Quote Originally Posted by Ruth View Post
I'm sorry if this goes wrong but it's the first time I've used a forum and don't know how to include the quotes etc. She doesn't have any yellow like the Cuitzeonoensis pictured above and she has a paler brown dorsil line runing down her back which I cant see in the above picture either. Presumably as she matures she will change.
I'd say Chapala is right on the balance of the photos and they one in your avatar. The avatar photo seems to have a faint checkered pattern, which wouldn't be typical of a Cuitzeo.
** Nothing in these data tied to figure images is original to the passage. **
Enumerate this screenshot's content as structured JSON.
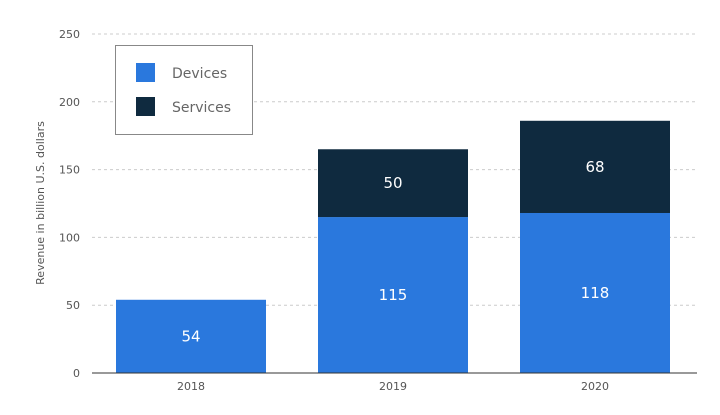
{
  "chart_data": {
    "type": "bar",
    "stacked": true,
    "categories": [
      "2018",
      "2019",
      "2020"
    ],
    "series": [
      {
        "name": "Devices",
        "values": [
          54,
          115,
          118
        ],
        "color": "#2a78dd"
      },
      {
        "name": "Services",
        "values": [
          null,
          50,
          68
        ],
        "color": "#0f2a3f"
      }
    ],
    "ylabel": "Revenue in billion U.S. dollars",
    "xlabel": "",
    "ylim": [
      0,
      250
    ],
    "yticks": [
      0,
      50,
      100,
      150,
      200,
      250
    ],
    "grid": true,
    "legend_position": "top-left"
  }
}
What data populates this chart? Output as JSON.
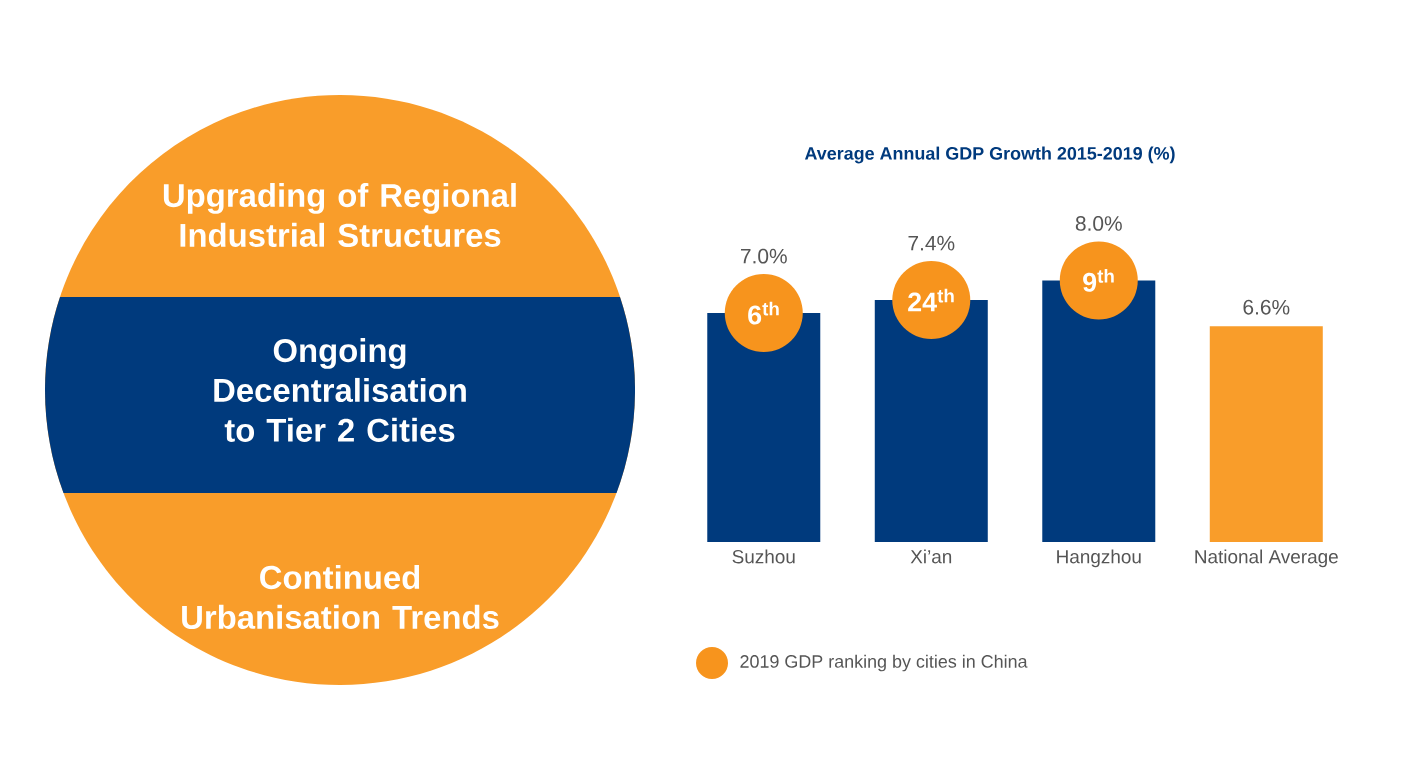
{
  "chart_data": [
    {
      "type": "other",
      "annotations": [
        "Upgrading of Regional Industrial Structures",
        "Ongoing Decentralisation to Tier 2 Cities",
        "Continued Urbanisation Trends"
      ]
    },
    {
      "type": "bar",
      "title": "Average Annual GDP Growth 2015-2019 (%)",
      "categories": [
        "Suzhou",
        "Xi’an",
        "Hangzhou",
        "National Average"
      ],
      "series": [
        {
          "values": [
            7.0,
            7.4,
            8.0,
            6.6
          ],
          "colors": [
            "#003a7d",
            "#003a7d",
            "#003a7d",
            "#f99d2a"
          ],
          "value_labels": [
            "7.0%",
            "7.4%",
            "8.0%",
            "6.6%"
          ]
        }
      ],
      "annotations": [
        {
          "text": "6$^{th}$",
          "x": "Suzhou"
        },
        {
          "text": "24$^{th}$",
          "x": "Xi’an"
        },
        {
          "text": "9$^{th}$",
          "x": "Hangzhou"
        },
        "2019 GDP ranking by cities in China"
      ]
    }
  ]
}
And if the dorsal stripe is pale brown (is her colouring actually brown? In the photos it looked black to me, but that could be light) then that almost nails it. Let's face it, Lake Cuitzeo and Lake Chapala garters are closely related, and part of what I was going on was the shape of the head.

As she gets older her colours will develop. From my reading (the baby Cuitzeo above died before he developed his adult colours, but still changed significantly from birth) you can expect it to colour up nicely over the coming months.

Quote Originally Posted by BLUESIRTALIS
Chris i agree that it looks very dark and could be a cuitzeoensis. I don't have any experience in these guys, but it looks like it has bluish lateral stripes. Is this trait also seen in cuitzeoensis?
The dorsal and lateral stripes are almost invisible in my adults. I can just about make them out in my female, but the male is jet black. I guess it's a sort of bluish, in that it's still black, but a lighter shade of black. Their bellies are like a iridescent, gun-metal blue in the right light.

Quote Originally Posted by BLUESIRTALIS View Post
By looking at your avatar you would think cuitzeonoensis, but by looking at the pics you posted and by your description i would still say lake chapala.
I'd actually say the photos convince me in the opposite way - the avatar says Chapala, the photos say Cuitzeo.